Throughout the book, you give some startling discrepancies in health outcomes based on race. To you, what are the most shocking and startling statistics?

When I first started medical school, I pretty much had a post-racial mindset. Then, in my first year, professors are suddenly telling [me] about diseases (virtually all of them) that are more common in black people and have outcomes much worse in black people than in whites. And no one really told me why – I assumed it was more socioeconomic factors, but we’ve found that’s only partially true.

To me, one of the most startling realizations was the idea that black doctors did so much worse than white doctors in terms of their own health. There was a study done comparing African-American graduates of Meharry (a majority-black medical school) to the white medical graduates from Johns Hopkins from the same era over a period of more than twenty-five years. The black doctors had higher rates of high blood pressure, diabetes, heart disease, and premature death. Here you had smart doctors struggling with the same health problems that we so often see with everyday black patients. I became one of those statistics when I was diagnosed with high blood pressure as a medical student. It took me nearly a decade to fully come to terms with how my diet of high-salt, high-fat foods – one familiar to very many black people that I’ve known and that I’ve seen as a doctor– was compromising my health. I tell this story in the book with the hope that my evolution on this issue will help other black people make positive changes by reckoning with cultural aspects of diet and nutrition.

What is the most promising change you’ve seen in your fifteen plus years in practice?

There are a lot of different layers to that question.

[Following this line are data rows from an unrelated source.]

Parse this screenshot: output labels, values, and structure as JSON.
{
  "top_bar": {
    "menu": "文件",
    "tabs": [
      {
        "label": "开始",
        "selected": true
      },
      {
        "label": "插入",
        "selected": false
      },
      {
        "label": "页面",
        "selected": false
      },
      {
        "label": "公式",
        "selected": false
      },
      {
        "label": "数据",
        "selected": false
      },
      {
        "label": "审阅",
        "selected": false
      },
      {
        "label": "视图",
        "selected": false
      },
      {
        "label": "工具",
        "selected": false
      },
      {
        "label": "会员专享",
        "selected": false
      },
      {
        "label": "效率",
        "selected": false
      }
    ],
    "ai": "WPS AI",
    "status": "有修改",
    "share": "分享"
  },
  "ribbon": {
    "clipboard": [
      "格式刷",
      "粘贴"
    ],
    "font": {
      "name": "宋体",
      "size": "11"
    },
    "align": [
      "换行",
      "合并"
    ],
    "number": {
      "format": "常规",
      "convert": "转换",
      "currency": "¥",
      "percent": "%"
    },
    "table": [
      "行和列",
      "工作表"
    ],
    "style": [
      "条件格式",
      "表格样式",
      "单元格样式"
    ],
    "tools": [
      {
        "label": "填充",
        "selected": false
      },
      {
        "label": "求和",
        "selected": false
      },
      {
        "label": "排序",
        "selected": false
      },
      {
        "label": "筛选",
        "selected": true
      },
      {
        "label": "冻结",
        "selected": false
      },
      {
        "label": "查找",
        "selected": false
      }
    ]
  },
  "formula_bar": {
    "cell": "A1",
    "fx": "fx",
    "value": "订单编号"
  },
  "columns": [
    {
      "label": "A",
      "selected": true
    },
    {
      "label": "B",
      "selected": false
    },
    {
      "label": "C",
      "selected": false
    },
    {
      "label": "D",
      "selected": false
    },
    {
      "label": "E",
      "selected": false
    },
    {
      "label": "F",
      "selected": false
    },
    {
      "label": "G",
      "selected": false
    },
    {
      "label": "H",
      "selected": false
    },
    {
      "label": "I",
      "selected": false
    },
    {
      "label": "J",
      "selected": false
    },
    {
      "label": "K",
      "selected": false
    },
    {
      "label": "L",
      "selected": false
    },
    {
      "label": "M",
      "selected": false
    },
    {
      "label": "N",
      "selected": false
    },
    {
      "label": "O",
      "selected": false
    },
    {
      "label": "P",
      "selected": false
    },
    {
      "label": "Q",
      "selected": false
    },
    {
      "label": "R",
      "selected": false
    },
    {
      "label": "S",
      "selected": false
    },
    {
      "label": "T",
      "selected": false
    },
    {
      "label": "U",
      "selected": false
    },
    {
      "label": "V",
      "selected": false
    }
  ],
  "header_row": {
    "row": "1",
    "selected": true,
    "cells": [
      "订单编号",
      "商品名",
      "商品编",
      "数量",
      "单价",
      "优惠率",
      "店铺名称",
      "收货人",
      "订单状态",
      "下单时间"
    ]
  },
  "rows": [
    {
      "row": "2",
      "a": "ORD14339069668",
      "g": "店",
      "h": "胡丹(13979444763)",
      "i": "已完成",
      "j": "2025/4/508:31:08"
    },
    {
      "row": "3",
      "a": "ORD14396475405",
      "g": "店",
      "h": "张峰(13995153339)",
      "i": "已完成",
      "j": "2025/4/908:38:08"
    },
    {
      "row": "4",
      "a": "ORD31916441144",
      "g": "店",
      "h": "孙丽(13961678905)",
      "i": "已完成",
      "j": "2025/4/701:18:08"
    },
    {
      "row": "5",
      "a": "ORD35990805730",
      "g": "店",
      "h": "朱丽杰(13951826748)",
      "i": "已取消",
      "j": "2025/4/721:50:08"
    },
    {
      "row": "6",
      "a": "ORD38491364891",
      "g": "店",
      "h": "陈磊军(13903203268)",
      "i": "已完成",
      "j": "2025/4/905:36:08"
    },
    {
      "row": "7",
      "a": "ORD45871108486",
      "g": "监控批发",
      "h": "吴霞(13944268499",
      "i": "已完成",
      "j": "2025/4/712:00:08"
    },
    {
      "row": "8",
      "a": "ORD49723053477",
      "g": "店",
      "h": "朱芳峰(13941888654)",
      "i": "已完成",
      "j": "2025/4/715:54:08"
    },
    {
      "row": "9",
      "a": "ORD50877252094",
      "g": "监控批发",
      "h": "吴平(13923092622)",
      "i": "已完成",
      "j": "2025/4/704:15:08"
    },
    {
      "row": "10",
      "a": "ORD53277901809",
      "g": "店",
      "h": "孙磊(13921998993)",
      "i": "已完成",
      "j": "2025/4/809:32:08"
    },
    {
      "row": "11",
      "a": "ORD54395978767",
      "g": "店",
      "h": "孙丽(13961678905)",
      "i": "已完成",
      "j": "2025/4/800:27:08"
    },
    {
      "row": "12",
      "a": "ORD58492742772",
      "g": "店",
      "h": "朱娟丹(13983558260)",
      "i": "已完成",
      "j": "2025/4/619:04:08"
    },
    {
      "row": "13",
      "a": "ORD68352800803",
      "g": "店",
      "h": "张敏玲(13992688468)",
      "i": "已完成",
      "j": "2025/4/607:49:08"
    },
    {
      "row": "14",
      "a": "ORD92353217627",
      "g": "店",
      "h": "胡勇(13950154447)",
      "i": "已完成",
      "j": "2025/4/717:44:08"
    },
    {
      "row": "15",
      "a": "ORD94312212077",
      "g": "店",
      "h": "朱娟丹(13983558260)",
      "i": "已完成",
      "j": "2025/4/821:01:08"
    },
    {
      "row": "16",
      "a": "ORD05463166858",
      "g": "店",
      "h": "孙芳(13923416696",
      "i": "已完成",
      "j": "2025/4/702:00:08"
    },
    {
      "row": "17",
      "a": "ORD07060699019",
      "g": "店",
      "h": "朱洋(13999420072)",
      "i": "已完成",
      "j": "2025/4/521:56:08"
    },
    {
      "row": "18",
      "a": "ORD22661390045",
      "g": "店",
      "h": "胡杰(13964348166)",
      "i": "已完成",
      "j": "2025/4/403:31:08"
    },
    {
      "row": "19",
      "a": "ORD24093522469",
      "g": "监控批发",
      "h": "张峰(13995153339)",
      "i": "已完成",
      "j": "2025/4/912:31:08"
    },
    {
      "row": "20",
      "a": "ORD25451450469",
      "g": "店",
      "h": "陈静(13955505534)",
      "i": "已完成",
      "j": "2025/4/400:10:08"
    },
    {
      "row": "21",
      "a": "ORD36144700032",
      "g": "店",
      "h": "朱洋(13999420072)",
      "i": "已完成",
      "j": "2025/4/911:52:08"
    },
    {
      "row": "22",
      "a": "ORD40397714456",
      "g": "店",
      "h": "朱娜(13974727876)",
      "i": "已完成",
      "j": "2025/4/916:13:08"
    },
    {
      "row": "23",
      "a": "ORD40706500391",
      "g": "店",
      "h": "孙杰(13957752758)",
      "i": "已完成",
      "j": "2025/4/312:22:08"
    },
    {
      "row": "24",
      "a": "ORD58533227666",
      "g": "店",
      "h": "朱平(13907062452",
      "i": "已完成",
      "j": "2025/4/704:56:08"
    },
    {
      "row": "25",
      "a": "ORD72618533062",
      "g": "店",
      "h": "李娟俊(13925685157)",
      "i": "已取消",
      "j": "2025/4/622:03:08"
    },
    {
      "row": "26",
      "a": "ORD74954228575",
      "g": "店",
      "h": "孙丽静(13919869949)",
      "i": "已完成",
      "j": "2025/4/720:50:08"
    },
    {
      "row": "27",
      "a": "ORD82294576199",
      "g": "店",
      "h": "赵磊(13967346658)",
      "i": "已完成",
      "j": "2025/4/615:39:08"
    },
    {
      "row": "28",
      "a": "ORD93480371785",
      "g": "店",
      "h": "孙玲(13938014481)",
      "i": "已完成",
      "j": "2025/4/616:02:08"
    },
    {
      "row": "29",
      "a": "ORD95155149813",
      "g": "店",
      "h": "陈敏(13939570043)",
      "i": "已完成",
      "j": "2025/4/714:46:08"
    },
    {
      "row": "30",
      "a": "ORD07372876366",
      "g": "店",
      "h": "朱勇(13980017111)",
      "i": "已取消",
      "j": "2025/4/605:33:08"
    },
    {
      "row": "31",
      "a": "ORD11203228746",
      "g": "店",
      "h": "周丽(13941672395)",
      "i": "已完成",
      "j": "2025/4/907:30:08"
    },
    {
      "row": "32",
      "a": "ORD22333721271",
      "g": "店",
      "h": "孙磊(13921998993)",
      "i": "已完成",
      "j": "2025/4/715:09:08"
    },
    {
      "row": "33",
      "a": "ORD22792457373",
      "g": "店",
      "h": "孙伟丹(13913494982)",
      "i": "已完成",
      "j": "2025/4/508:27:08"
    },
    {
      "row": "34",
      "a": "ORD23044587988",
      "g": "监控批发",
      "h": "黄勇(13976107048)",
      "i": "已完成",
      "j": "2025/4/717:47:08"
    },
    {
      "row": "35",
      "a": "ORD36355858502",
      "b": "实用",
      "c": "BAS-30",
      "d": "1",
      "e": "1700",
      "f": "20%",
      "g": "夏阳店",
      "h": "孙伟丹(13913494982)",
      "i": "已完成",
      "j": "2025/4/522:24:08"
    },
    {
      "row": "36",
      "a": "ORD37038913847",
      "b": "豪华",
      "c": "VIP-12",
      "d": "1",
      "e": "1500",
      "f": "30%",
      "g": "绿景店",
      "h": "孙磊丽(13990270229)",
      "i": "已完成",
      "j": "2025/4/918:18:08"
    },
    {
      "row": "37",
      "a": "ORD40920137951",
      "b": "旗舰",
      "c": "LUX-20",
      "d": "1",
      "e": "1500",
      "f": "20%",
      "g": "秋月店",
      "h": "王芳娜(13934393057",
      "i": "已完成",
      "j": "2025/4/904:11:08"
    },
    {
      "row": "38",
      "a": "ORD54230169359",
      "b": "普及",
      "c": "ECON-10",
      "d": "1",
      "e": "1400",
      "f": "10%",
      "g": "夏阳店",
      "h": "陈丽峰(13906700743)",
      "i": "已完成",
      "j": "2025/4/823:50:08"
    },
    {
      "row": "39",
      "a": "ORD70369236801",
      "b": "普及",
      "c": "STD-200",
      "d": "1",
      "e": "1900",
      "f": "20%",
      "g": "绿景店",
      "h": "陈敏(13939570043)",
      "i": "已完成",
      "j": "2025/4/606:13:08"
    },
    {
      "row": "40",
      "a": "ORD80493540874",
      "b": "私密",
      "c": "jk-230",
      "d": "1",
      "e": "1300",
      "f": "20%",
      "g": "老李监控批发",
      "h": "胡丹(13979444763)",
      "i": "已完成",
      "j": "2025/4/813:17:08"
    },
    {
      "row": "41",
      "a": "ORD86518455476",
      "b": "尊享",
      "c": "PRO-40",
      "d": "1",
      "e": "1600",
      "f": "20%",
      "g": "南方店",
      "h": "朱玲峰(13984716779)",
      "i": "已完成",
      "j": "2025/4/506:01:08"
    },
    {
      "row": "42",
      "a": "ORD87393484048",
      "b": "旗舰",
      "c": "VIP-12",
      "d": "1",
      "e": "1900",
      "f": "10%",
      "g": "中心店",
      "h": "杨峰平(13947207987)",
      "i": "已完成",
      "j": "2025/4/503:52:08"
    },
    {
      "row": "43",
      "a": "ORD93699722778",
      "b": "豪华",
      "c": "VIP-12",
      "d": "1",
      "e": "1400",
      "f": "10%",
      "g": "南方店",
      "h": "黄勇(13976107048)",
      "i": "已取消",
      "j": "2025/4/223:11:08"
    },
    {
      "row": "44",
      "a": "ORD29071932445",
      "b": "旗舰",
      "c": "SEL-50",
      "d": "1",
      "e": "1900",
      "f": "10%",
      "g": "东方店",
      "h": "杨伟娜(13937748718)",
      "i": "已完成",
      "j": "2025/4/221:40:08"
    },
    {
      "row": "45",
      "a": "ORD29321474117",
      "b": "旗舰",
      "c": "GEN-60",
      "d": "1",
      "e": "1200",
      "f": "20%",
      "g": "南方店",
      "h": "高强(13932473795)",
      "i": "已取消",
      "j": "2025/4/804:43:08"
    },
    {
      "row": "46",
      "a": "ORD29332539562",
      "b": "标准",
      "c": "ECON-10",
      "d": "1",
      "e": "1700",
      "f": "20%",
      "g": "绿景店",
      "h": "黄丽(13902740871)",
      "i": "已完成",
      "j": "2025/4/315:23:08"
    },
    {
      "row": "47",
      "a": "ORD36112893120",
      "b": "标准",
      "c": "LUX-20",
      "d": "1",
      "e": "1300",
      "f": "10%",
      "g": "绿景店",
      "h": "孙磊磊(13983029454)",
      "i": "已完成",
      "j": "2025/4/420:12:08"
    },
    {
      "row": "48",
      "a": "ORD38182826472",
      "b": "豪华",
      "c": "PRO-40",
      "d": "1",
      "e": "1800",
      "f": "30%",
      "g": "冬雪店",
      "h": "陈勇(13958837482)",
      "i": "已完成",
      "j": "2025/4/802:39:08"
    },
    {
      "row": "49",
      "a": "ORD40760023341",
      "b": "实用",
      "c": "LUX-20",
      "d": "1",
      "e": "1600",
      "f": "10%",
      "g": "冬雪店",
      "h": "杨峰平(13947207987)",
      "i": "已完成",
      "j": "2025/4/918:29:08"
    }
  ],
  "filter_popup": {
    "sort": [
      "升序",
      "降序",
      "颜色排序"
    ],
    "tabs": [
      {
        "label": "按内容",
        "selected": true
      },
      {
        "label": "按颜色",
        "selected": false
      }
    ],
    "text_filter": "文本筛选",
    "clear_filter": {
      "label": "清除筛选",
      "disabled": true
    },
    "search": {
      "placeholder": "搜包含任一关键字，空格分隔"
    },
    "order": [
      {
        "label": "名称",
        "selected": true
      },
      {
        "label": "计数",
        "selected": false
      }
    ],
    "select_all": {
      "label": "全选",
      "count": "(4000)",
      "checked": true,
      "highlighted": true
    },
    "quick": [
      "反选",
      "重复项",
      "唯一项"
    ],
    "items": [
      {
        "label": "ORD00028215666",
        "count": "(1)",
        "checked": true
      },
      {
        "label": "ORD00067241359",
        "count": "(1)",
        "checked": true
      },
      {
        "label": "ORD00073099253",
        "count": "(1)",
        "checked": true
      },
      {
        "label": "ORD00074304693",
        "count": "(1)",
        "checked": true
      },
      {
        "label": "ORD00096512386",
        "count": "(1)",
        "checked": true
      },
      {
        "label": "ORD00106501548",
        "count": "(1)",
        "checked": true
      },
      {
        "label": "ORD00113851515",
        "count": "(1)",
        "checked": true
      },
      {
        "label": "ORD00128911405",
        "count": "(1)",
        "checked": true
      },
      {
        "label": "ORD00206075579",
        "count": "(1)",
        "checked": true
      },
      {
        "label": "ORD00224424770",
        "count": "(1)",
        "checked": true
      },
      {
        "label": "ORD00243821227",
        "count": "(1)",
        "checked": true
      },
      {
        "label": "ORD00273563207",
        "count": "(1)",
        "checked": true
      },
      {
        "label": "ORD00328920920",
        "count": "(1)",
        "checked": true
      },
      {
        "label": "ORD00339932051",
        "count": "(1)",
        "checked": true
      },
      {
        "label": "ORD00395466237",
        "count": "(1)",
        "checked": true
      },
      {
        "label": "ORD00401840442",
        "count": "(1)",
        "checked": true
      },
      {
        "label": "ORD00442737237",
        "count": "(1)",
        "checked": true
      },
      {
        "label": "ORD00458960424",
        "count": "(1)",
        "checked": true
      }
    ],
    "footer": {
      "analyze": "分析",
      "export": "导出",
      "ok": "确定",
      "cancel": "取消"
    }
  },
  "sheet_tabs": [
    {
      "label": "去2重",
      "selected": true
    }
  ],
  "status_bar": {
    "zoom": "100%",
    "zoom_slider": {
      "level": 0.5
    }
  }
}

First, Duke has had quite a bit of change. When I first came to Duke , there had never been a chair of a clinical department who was a woman, or one who was black, and now there have been several female chairs and two African-American chairs. The dean of the medical school Nancy Andrews, is a woman, and the new chancellor for health affairs, Eugene Washington, is an African American man. So diversity at the highest levels has certainly increased in the last fifteen years. From a medical perspective, if you look at the two rural clinics that I rotated through in medical school and visited again a few years ago, for example, there is now more continuity of care, so women and men can come back and see the same doctors at the clinic, which makes a huge difference. It remains to be seen, however, if healthcare reform has the impact that was hoped for.

What is your hope with this book?

For readers less familiar with African-American health issues, I want to use human stories to leave them with a sense of the many ways that race is an important issue in medicine. For African-American readers, I want to give voice to some of their stories and help inspire them to take better care of themselves. For everyone that reads the book, I want to offer hope that broader racial divisions can be mended, one human relationship at a time.